Channeling my outer hard-headed economist (I've not managed to locate an inner economist, but count several among my good friends), I'd suggest the Aidenfielding of the countryside is a false solution to a viable rural society. If we're serious about jobs, about food security, about villages that work as places of local commerce and community, then we have to offer more than cream teas and Heartbeat paraphenalia, even if there's no dishonour in the tourist trade.

On a more personal note, I also find something distubing about the senility of cultural memory on display in Goathland/Aidenfield, itself a debased version of the slick sixties nostalgia peddled by Heartbeat. In Heartbeatland, we can gloss over the social conflict and politics of the period, never mind the present, and return to an imagined era when everyone knew their place. When threat, change or conflict is resolved or reconciled with the whole by the end of each episode. Where everyone is white – I saw not a single exception in my visit, and the souvenir shop sold gollywogs. 

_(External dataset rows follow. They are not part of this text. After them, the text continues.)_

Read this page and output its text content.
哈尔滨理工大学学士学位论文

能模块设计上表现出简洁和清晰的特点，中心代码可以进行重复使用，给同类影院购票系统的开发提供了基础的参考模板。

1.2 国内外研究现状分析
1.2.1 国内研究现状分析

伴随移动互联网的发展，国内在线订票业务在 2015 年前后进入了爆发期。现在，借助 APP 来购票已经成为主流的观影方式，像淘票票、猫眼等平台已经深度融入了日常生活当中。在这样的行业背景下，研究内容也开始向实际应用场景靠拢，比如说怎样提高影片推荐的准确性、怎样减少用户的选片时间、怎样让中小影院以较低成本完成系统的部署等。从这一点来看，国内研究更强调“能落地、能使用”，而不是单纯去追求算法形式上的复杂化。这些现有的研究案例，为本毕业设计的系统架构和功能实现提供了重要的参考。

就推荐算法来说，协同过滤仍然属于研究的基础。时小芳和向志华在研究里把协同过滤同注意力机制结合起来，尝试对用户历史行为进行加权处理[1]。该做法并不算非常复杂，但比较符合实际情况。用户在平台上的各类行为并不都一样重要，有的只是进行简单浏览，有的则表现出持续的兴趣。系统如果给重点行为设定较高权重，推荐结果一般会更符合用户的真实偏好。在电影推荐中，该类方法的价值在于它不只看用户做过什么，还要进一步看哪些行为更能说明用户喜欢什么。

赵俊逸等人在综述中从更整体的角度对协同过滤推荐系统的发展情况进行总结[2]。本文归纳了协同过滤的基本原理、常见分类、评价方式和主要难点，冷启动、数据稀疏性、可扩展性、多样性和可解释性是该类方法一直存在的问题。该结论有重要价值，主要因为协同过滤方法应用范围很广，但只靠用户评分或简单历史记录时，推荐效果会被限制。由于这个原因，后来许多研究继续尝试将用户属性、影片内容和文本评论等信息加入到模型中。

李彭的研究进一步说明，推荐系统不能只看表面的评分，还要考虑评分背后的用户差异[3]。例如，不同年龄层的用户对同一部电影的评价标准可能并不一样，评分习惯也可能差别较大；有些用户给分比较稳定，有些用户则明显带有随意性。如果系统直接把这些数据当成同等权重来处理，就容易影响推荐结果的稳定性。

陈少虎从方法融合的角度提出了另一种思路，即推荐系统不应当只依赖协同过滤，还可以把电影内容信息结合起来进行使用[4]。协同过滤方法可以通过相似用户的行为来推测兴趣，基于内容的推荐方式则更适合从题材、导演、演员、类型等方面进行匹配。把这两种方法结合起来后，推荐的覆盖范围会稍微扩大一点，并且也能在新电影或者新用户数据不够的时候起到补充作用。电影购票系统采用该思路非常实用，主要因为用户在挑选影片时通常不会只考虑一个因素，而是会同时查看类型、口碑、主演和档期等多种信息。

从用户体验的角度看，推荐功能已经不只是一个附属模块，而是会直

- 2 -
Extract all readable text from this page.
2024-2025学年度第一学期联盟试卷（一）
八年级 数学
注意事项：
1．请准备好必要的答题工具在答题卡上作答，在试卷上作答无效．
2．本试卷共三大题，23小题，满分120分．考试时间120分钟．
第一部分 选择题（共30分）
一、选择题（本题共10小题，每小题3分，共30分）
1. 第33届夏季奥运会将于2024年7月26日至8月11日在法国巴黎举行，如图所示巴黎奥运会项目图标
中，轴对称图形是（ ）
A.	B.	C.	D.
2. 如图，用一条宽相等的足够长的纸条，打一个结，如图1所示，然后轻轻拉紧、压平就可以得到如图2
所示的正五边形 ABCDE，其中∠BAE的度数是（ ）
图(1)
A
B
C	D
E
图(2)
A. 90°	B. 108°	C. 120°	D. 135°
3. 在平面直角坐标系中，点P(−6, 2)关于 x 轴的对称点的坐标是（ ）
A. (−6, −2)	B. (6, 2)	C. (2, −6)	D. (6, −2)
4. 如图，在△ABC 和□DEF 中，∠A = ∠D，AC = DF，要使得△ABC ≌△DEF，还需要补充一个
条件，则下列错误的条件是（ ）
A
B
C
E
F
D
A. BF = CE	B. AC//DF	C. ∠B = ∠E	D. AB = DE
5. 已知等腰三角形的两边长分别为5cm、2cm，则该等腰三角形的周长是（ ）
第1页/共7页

Yep. Gollywogs. There are no words...

And what does it say about us that we're seduced by this imagined village? Nostalgia has always been with us, but it needs to be offset by a vision of the future, a prospect of hope, in order for us be psycho-culturally viable and equal to the challenges of the present. I bear Goathland no ill will, but as a microcosm of the way we live now, it feels like part of the problem rather than part of the solution.